The following assumes what you have stated, that acceleration is 1.8 m/s^2
Here is what I would do, although I'm not sure if it is fully correct.
Use the work-kinetic energy theorem to find work done when the force is variable. (Note: this theorem also applies for a conservative force).
Work-kinetic energy theorem:
ΔK=W
K(final) - K(initial)=W; where kinetic energy, K, is defined as 1/2(m)(v^2).
1/2(m)(v^2)(final) - 1/2(m)(v^2)(initial)=W
Getting velocity from acceleration
Take the integral, with respect to y, of your acceleration, to get velocity. (recall that the first derivative of velocity is acceleration. In other words, the antiderivative (integral) of acceleration is velocity).
Therefore, in your problem, velocity, v, equals 1.8y evaluated from y2(85meters) to y1 (0meters)
Therefore the definite integral of 1.8dy, on the interval (0, 85) is:
velocity = 1.8(85) - 1.8(0)
Velocity = 153 m/s (Note: this seems extremely fast; 153 m/s equals 342 miles per hour. 85 meters is 278 feet. This means that if an object vertically accelerates constantly (starting from ground zero) at a rate of 5.9 ft/s^2 (AKA:1.8 m/s^2), then, ignoring the downward acceleration due to gravity, the object will be traveling at a velocity of 342 miles per hour at a height of 278 feet (85 meters).)
Now plug this value into the work-kinetic energy theorem to find work done by the crane.
Work done by the crane:
1/2(m)(v^2)(final at 85 meters above the ground) - 1/2(m)(v^2)(initial at 0 meters when the object is at rest)=W
1/2(425 kg)(153 m/s)^2 - 1/2(425 kg)(0 m/s)^2=W
4974412.5 Jules= W (this amount seems unreasonably high, but when you compare it to the work done by gravity--shown below--it doesn't seem too unreasonable)
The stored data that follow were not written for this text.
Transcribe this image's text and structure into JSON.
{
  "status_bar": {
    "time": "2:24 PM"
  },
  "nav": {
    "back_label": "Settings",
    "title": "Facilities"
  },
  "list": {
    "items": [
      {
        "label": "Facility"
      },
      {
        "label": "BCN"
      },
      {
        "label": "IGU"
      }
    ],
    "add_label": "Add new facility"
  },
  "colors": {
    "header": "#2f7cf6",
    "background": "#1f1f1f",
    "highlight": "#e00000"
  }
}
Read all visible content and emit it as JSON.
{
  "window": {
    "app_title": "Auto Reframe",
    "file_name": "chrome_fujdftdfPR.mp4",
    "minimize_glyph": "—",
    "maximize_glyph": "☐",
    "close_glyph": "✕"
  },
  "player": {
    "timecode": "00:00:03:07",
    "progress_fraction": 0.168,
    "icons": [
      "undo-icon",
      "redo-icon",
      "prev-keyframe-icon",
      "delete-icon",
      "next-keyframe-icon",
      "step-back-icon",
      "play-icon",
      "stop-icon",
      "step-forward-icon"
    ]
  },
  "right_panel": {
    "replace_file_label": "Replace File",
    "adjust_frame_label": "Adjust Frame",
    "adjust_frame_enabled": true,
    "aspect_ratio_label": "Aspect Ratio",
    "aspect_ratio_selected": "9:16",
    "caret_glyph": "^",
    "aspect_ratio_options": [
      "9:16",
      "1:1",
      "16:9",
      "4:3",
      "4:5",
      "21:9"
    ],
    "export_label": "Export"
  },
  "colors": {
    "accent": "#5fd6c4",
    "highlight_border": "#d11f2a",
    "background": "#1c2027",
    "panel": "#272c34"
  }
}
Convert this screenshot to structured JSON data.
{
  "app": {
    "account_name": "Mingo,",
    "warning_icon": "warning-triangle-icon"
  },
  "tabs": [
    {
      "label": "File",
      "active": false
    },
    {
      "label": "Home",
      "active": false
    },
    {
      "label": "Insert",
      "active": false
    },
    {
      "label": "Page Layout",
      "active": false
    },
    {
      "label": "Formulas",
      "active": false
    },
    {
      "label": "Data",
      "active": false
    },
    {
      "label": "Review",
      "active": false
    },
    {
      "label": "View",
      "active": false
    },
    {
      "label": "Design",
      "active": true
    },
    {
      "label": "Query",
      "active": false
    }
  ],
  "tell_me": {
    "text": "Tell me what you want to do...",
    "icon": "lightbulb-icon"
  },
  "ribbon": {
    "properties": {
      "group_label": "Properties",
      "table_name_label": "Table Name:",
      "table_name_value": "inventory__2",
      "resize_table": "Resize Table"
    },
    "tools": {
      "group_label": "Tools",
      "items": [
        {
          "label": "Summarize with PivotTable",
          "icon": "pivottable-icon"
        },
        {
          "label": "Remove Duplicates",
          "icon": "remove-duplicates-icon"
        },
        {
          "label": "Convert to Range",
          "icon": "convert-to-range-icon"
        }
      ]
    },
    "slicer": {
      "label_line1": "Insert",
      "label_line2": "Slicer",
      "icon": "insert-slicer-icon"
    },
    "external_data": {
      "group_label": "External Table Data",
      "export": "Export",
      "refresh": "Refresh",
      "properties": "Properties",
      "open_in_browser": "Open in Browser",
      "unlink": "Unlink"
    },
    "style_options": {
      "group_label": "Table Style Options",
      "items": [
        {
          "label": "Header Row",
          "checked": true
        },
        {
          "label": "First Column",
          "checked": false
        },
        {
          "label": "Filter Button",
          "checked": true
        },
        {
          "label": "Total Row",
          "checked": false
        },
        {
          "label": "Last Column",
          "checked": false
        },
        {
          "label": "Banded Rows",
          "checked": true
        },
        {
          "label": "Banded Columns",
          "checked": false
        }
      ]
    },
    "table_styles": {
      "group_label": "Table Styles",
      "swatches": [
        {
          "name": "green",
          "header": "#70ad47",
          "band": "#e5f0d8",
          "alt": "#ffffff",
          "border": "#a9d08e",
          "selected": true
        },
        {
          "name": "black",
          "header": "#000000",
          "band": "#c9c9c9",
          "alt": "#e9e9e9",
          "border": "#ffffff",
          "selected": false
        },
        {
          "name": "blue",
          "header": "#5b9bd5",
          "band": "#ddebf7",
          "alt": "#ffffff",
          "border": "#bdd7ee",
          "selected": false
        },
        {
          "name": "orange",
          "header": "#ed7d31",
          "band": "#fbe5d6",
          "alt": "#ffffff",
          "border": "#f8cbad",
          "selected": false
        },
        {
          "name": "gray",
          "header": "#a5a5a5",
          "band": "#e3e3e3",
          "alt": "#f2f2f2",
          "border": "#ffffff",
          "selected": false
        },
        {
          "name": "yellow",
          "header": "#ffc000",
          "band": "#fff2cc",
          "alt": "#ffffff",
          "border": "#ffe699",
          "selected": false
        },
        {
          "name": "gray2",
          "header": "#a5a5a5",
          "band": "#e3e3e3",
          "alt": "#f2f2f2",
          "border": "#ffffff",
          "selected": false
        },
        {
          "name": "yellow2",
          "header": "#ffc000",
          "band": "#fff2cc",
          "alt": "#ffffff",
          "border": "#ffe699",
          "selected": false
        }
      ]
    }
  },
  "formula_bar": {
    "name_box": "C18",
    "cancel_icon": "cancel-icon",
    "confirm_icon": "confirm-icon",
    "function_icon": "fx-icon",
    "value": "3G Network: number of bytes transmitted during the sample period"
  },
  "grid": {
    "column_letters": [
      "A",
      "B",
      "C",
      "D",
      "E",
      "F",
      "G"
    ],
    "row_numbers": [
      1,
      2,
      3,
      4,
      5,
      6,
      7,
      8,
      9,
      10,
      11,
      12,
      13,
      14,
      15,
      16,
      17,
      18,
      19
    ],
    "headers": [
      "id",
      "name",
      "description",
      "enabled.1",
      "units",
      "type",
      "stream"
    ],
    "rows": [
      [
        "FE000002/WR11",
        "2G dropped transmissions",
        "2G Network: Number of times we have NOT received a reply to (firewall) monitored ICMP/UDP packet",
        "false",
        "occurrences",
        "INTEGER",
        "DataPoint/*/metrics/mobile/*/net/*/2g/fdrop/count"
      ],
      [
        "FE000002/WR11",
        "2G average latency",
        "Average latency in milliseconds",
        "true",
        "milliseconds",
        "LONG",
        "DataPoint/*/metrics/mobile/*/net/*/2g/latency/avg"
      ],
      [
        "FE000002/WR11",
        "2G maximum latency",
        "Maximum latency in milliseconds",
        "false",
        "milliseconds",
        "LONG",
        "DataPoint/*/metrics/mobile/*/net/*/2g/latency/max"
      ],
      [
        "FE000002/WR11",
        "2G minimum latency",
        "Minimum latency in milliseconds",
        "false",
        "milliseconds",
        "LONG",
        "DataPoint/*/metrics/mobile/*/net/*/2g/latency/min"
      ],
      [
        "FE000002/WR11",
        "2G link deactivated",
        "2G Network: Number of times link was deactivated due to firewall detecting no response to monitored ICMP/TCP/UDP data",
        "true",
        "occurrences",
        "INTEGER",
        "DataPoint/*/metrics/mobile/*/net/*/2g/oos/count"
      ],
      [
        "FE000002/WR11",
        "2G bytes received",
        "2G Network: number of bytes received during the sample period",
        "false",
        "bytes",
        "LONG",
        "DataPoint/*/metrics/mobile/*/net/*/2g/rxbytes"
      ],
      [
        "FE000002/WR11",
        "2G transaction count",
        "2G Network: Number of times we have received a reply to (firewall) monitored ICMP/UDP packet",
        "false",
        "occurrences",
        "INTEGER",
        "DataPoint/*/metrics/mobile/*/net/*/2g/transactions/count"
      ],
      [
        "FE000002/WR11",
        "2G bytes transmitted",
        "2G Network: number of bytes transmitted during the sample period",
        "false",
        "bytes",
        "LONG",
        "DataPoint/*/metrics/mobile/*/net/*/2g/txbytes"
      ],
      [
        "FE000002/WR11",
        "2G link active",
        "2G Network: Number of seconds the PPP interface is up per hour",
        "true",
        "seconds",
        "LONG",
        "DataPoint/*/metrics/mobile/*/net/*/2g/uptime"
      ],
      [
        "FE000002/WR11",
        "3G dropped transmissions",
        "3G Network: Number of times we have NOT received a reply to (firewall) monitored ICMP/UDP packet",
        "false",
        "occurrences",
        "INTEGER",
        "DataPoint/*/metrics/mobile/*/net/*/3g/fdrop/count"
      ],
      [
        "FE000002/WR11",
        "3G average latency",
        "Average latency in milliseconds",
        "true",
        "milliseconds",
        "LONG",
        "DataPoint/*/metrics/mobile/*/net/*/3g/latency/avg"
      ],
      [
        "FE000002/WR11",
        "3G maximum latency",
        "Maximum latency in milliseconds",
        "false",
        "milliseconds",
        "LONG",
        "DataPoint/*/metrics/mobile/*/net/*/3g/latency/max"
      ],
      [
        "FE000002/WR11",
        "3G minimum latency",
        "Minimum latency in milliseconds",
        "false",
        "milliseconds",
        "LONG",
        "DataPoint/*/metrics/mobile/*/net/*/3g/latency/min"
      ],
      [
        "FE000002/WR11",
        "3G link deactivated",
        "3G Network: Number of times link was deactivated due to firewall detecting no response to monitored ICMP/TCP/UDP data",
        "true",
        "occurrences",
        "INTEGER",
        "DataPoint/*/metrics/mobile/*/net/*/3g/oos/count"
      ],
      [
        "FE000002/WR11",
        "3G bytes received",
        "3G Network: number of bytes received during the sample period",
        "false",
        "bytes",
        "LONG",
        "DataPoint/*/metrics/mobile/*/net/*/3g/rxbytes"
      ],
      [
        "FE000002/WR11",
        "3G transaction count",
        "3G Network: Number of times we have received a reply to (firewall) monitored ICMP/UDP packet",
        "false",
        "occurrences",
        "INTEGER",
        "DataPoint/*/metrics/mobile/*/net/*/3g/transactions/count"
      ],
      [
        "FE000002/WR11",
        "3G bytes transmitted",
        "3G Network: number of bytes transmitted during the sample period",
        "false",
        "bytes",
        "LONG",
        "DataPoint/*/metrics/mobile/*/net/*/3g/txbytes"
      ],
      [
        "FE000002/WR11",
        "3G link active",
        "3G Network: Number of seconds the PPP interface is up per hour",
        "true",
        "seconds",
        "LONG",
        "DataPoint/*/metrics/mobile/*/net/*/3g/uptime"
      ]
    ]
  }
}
Work done by the gravitational force during the object's upward motion:
W= -Fd
W= (m)(-a)(h) ; here, height, "h", is your displacement, "d". And F=ma
W= (425 kg)(-9.81 m/s^2)(85 meters)
W= -354386.26 J
Putting it all together:
The work done by the crane (4974412.5 J) plus the work done by gravity (-354386.26 J) equals the net work.
Work (net)= 4974412.5 - 354386.26
work (net)= 4620026.25 J
Work (net)= 4.6X10^6 J (rounded to two significant figures)